Significant haplotype association with rheumatoid arthritis
The localized haplotype cluster analysis detected an association that was significant after adjustment for multiple testing. The p-value for this cluster was 6.13 × 10-6 before adjustment for multiple-testing, and 0.012 after adjusting for multiple testing (10,000 permutations), including adjustment for single-marker tests as well as all the localized haplotype cluster tests [3]. None of the single-marker test p-values were less than 0.2 after adjusting for multiple testing.
The significant haplotype cluster consisted of haplotypes having the sequence 2,1 at SNPs 1631 (rs2195534) and 1632 (rs1791320). These SNPs are located less than 500 base pairs upstream of CCBE1 (collagen and calcium binding EGF domains 1) on chromosome 18q21.32 (NCBI build 36.2, dbSNP build 126). SNPs 1515 to 1630 are located within this gene. Haplotypes in the sample with this 2,1 sequence at SNPs 1631 and 1632 also all share the sequence 1,1,2,1,1 at SNPs 1626 to 1630. A total of 32 of the individuals included in the analysis have this haplotype, of whom 29 are controls, so the haplotype is associated with reduced risk of rheumatoid arthritis. There was also one carrier (a case individual) among the individuals excluded from the analysis on grounds of ethnicity.
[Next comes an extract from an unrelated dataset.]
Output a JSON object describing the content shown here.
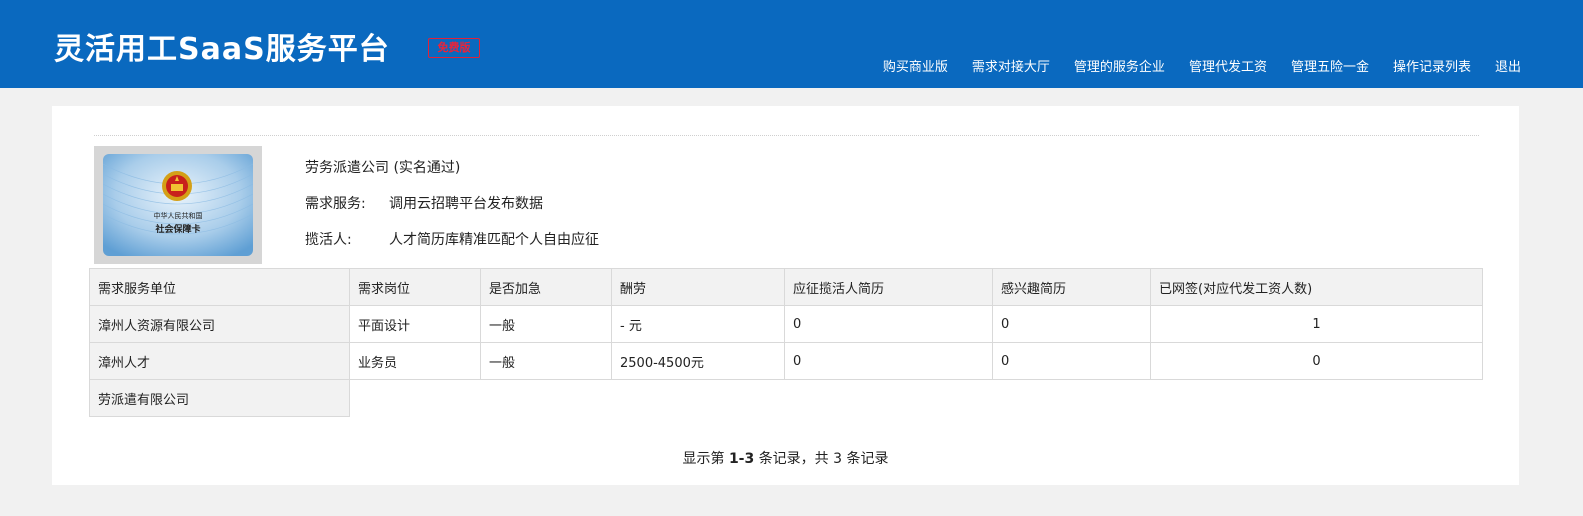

Figures 1 and 2 from Haploview show the linkage disequilibrium structure around the significant haplotype. SNPs 1631 and 1632 form a haplotype block that is in fairly strong LD with a block comprising SNPs 1621–1630 (Fig. 2).
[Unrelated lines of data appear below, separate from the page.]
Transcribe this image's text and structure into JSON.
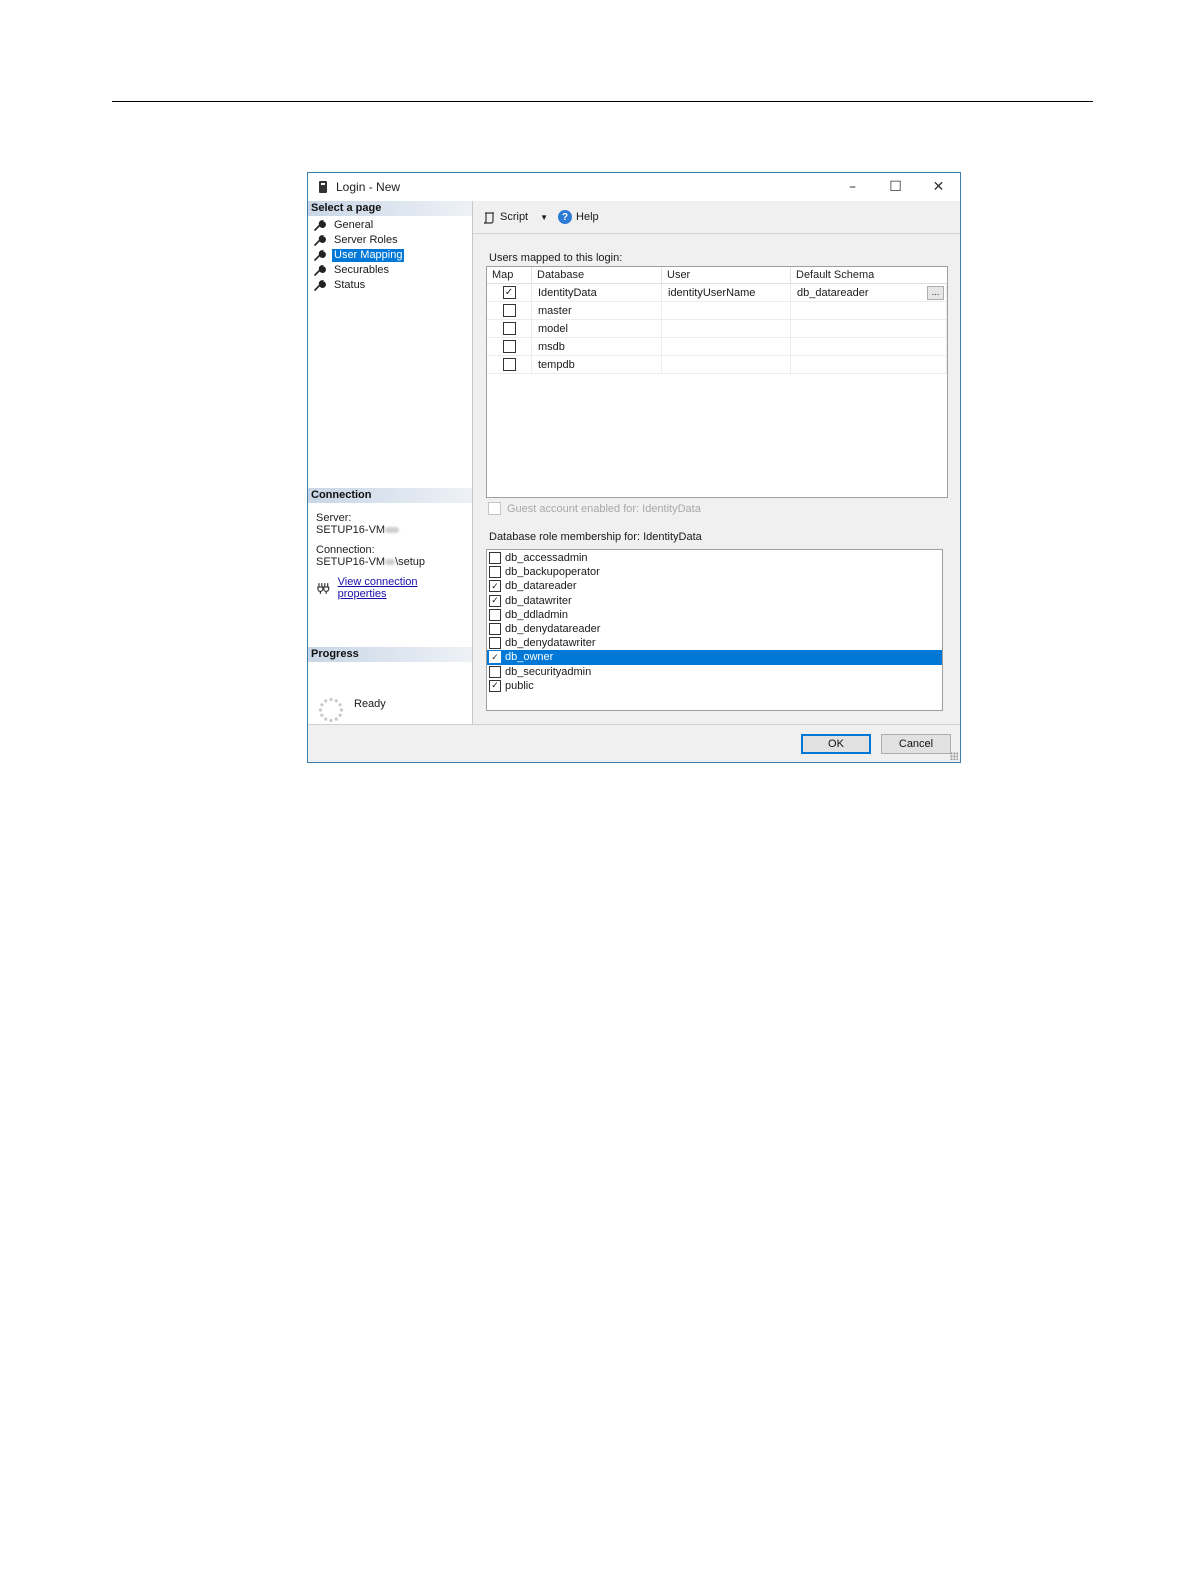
{
  "window": {
    "title": "Login - New",
    "controls": {
      "minimize": "–",
      "maximize": "☐",
      "close": "✕"
    }
  },
  "left_pane": {
    "select_page_header": "Select a page",
    "pages": [
      {
        "label": "General",
        "icon": "wrench-icon",
        "selected": false
      },
      {
        "label": "Server Roles",
        "icon": "wrench-icon",
        "selected": false
      },
      {
        "label": "User Mapping",
        "icon": "wrench-icon",
        "selected": true
      },
      {
        "label": "Securables",
        "icon": "wrench-icon",
        "selected": false
      },
      {
        "label": "Status",
        "icon": "wrench-icon",
        "selected": false
      }
    ],
    "connection_header": "Connection",
    "server_label": "Server:",
    "server_value": "SETUP16-VM",
    "connection_label": "Connection:",
    "connection_value_prefix": "SETUP16-VM",
    "connection_value_suffix": "\\setup",
    "view_connection_link": "View connection properties",
    "progress_header": "Progress",
    "progress_status": "Ready"
  },
  "toolbar": {
    "script_label": "Script",
    "help_label": "Help",
    "help_icon_glyph": "?"
  },
  "users_mapped": {
    "label": "Users mapped to this login:",
    "columns": [
      "Map",
      "Database",
      "User",
      "Default Schema"
    ],
    "ellipsis": "...",
    "rows": [
      {
        "map": true,
        "database": "IdentityData",
        "user": "identityUserName",
        "schema": "db_datareader"
      },
      {
        "map": false,
        "database": "master",
        "user": "",
        "schema": ""
      },
      {
        "map": false,
        "database": "model",
        "user": "",
        "schema": ""
      },
      {
        "map": false,
        "database": "msdb",
        "user": "",
        "schema": ""
      },
      {
        "map": false,
        "database": "tempdb",
        "user": "",
        "schema": ""
      }
    ]
  },
  "guest_account_label": "Guest account enabled for: IdentityData",
  "role_membership": {
    "label": "Database role membership for: IdentityData",
    "roles": [
      {
        "name": "db_accessadmin",
        "checked": false,
        "selected": false
      },
      {
        "name": "db_backupoperator",
        "checked": false,
        "selected": false
      },
      {
        "name": "db_datareader",
        "checked": true,
        "selected": false
      },
      {
        "name": "db_datawriter",
        "checked": true,
        "selected": false
      },
      {
        "name": "db_ddladmin",
        "checked": false,
        "selected": false
      },
      {
        "name": "db_denydatareader",
        "checked": false,
        "selected": false
      },
      {
        "name": "db_denydatawriter",
        "checked": false,
        "selected": false
      },
      {
        "name": "db_owner",
        "checked": true,
        "selected": true
      },
      {
        "name": "db_securityadmin",
        "checked": false,
        "selected": false
      },
      {
        "name": "public",
        "checked": true,
        "selected": false
      }
    ]
  },
  "footer": {
    "ok_label": "OK",
    "cancel_label": "Cancel"
  },
  "colors": {
    "accent": "#0078d7",
    "window_border": "#3c7fb1",
    "link": "#1a0dab"
  }
}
Eight of the 32 carriers included in the analysis have some Eastern European ancestry, whereas only 72 of the 845 individuals included in the analysis have Eastern European ancestry, so the haplotype is enriched in this ethnic group. All other ethnic groups had similar frequencies in the overall sample and in the carriers. All 8 individuals with Eastern European ancestry carrying the haplotype were controls. The 72 individuals with Eastern European ancestry included 37 cases and 35 controls. If the individuals with Eastern European ancestry are removed from the analysis, the haplotype is no longer significant after adjustment for multiple testing.
Comparison with other analysis methods
Single-marker allelic tests did not detect significant associations after correction for multiple testing. The unadjusted p-values for single marker tests of SNPs 1631 and 1632 were 1.0 and 0.2, respectively. The smallest unadjusted p-value in the region consisting of SNPs 1620–1632 was 0.01 for SNP 1621, however the multiple-testing adjusted permutation p-values for all markers in this region were 1.0.
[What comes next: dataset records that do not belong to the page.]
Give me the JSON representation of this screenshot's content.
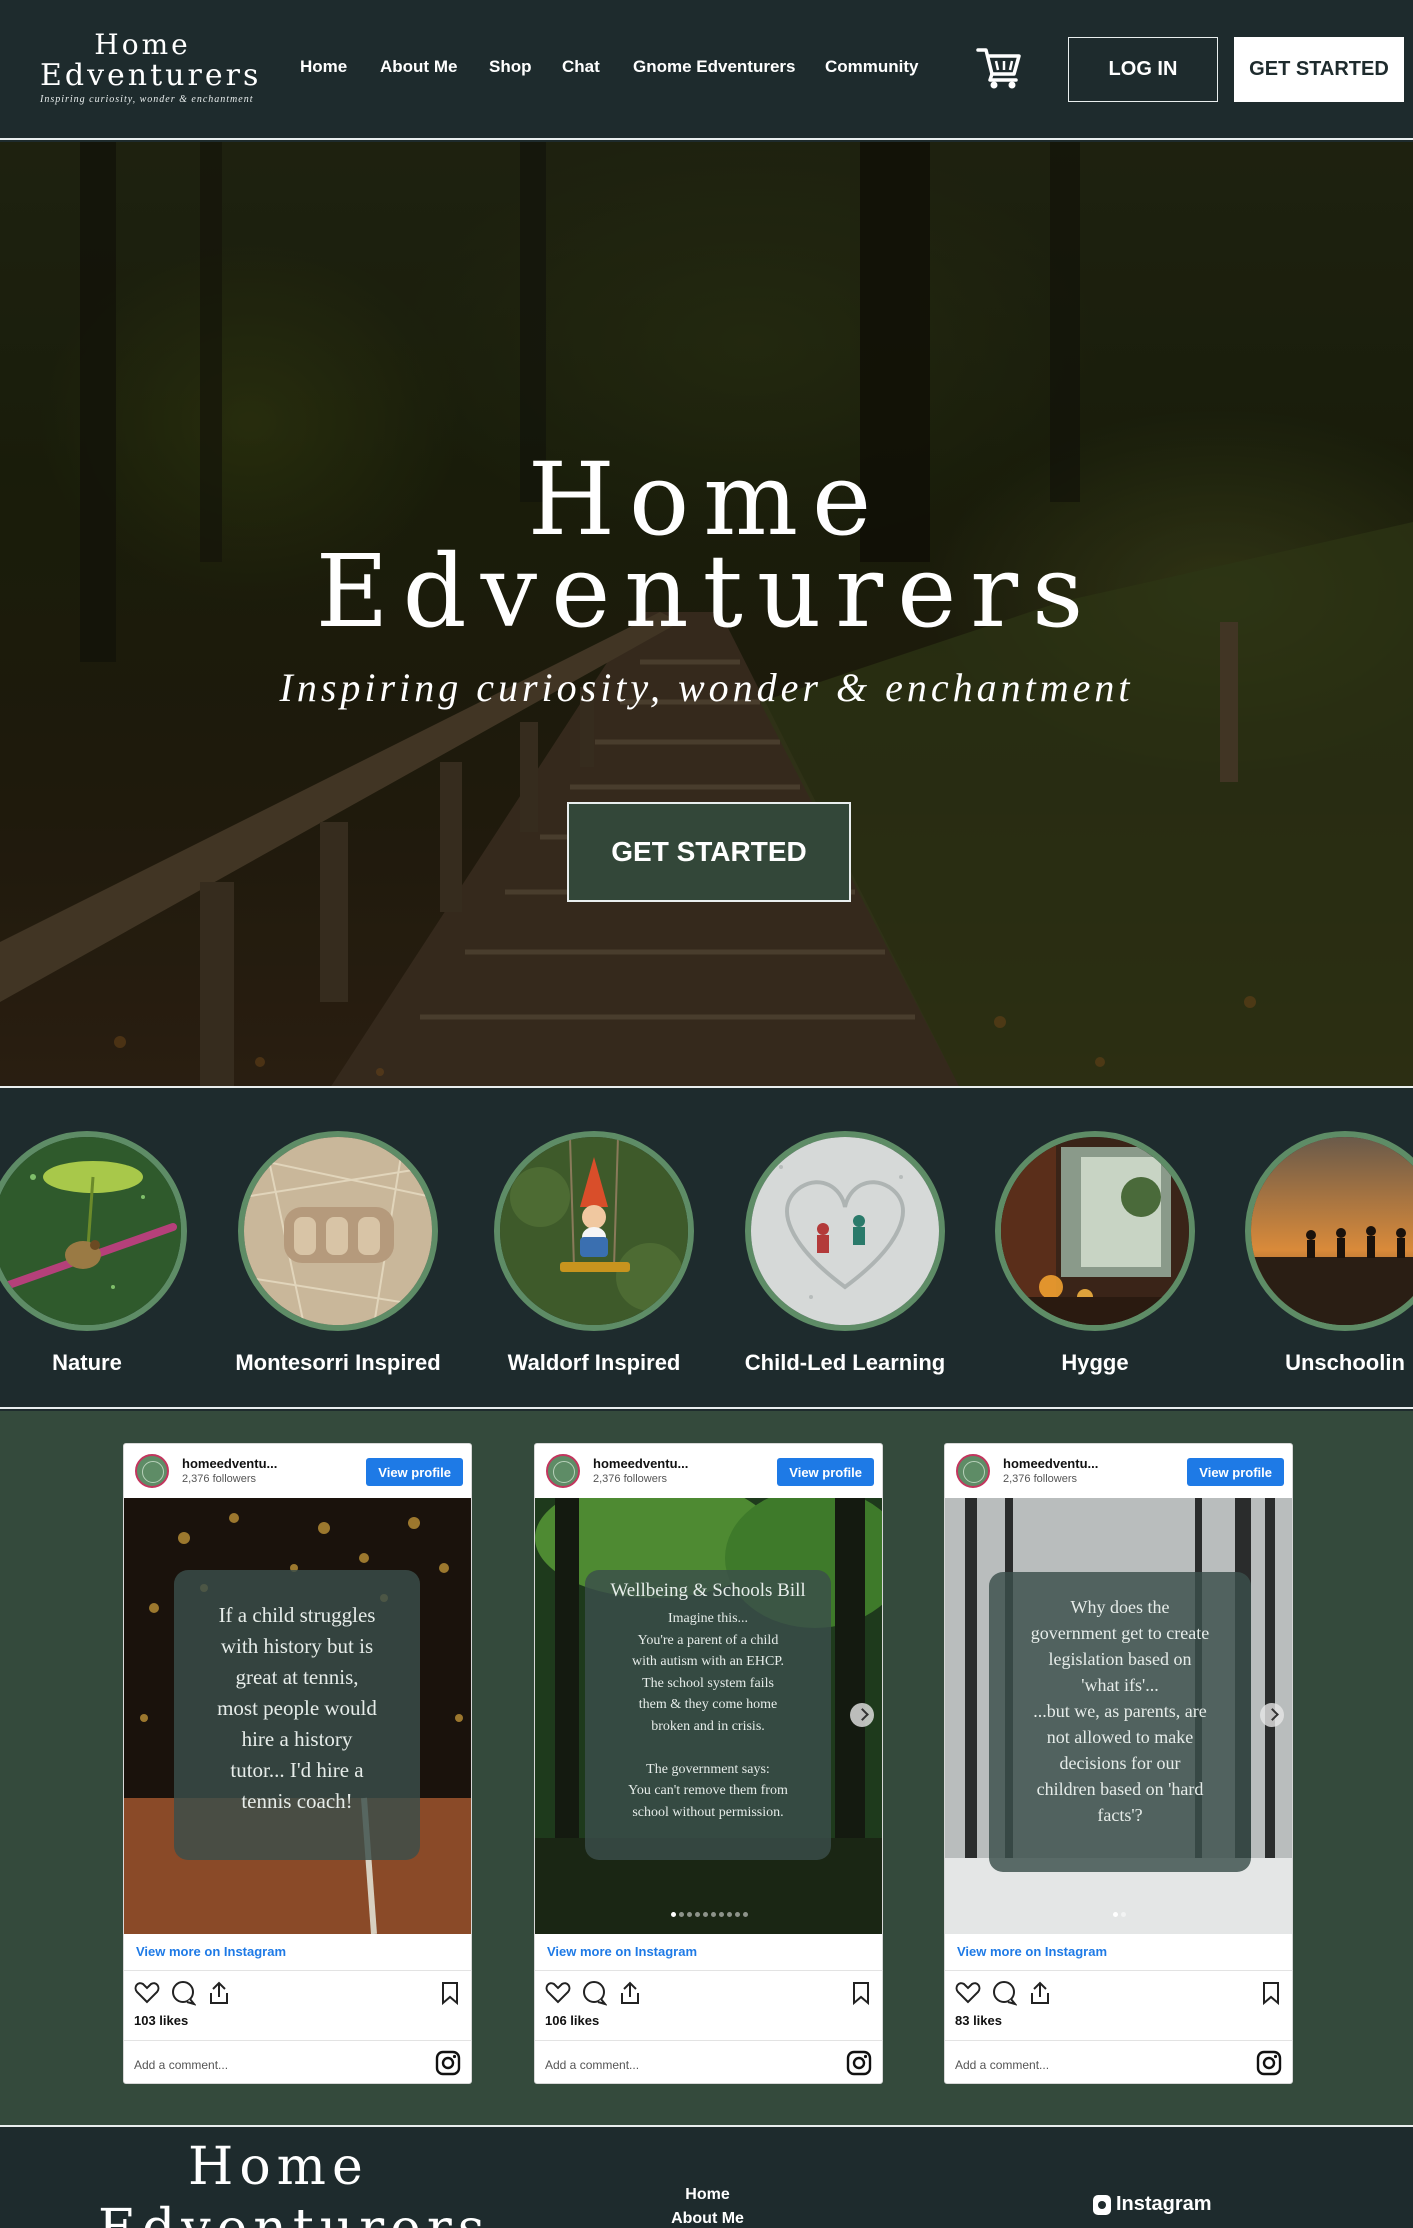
{
  "header": {
    "logo": {
      "line1": "Home",
      "line2": "Edventurers",
      "tagline": "Inspiring curiosity, wonder & enchantment"
    },
    "nav": [
      {
        "label": "Home"
      },
      {
        "label": "About Me"
      },
      {
        "label": "Shop"
      },
      {
        "label": "Chat"
      },
      {
        "label": "Gnome Edventurers"
      },
      {
        "label": "Community"
      }
    ],
    "cart_icon": "shopping-cart-icon",
    "login_label": "LOG IN",
    "get_started_label": "GET STARTED"
  },
  "hero": {
    "title_line1": "Home",
    "title_line2": "Edventurers",
    "subtitle": "Inspiring curiosity, wonder & enchantment",
    "cta_label": "GET STARTED"
  },
  "categories": [
    {
      "label": "Nature"
    },
    {
      "label": "Montesorri Inspired"
    },
    {
      "label": "Waldorf Inspired"
    },
    {
      "label": "Child-Led Learning"
    },
    {
      "label": "Hygge"
    },
    {
      "label": "Unschoolin"
    }
  ],
  "instagram": {
    "posts": [
      {
        "username": "homeedventu...",
        "followers": "2,376 followers",
        "view_profile": "View profile",
        "card_text": "If a child struggles\nwith history but is\ngreat at tennis,\nmost people would\nhire a history\ntutor... I'd hire a\ntennis coach!",
        "view_more": "View more on Instagram",
        "likes": "103 likes",
        "comment_placeholder": "Add a comment..."
      },
      {
        "username": "homeedventu...",
        "followers": "2,376 followers",
        "view_profile": "View profile",
        "card_title": "Wellbeing & Schools Bill",
        "card_text": "Imagine this...\nYou're a parent of a child\nwith autism with an EHCP.\nThe school system fails\nthem & they come home\nbroken and in crisis.\n\nThe government says:\nYou can't remove them from\nschool without permission.",
        "view_more": "View more on Instagram",
        "likes": "106 likes",
        "comment_placeholder": "Add a comment..."
      },
      {
        "username": "homeedventu...",
        "followers": "2,376 followers",
        "view_profile": "View profile",
        "card_text": "Why does the\ngovernment get to create\nlegislation based on\n'what ifs'...\n...but we, as parents, are\nnot allowed to make\ndecisions for our\nchildren based on 'hard\nfacts'?",
        "view_more": "View more on Instagram",
        "likes": "83 likes",
        "comment_placeholder": "Add a comment..."
      }
    ]
  },
  "footer": {
    "logo_line1": "Home",
    "logo_line2": "Edventurers",
    "links": [
      {
        "label": "Home"
      },
      {
        "label": "About Me"
      }
    ],
    "instagram_label": "Instagram"
  },
  "colors": {
    "dark_teal": "#1e2b2d",
    "forest_green": "#344a3c",
    "ring_green": "#5e8c66",
    "instagram_blue": "#1e7ae6"
  }
}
We ran a multilocus score test [9] with SNPs 1631 and 1632 on the same individuals used in the localized haplotype clustering tests. For this test, the genotypes at the SNPs are coded as 0, 1, or 2 depending on the number of copies of one of the alleles. Individuals with a missing genotype at one of the two SNPs were removed from the analysis (four individuals). The test statistic was 15.0, yielding a p-value of 5.6 × 10-4 (tail of chi-square distribution with 2 degrees of freedom). We did not attempt to adjust for multiple testing because it is unclear what set of tests should be considered, but we note that the score test p-value is almost 100 times higher than that obtained using localized haplotype clustering (6.1 × 10-6) and thus would probably not survive correction for multiple testing of all relevant marker sets in the data.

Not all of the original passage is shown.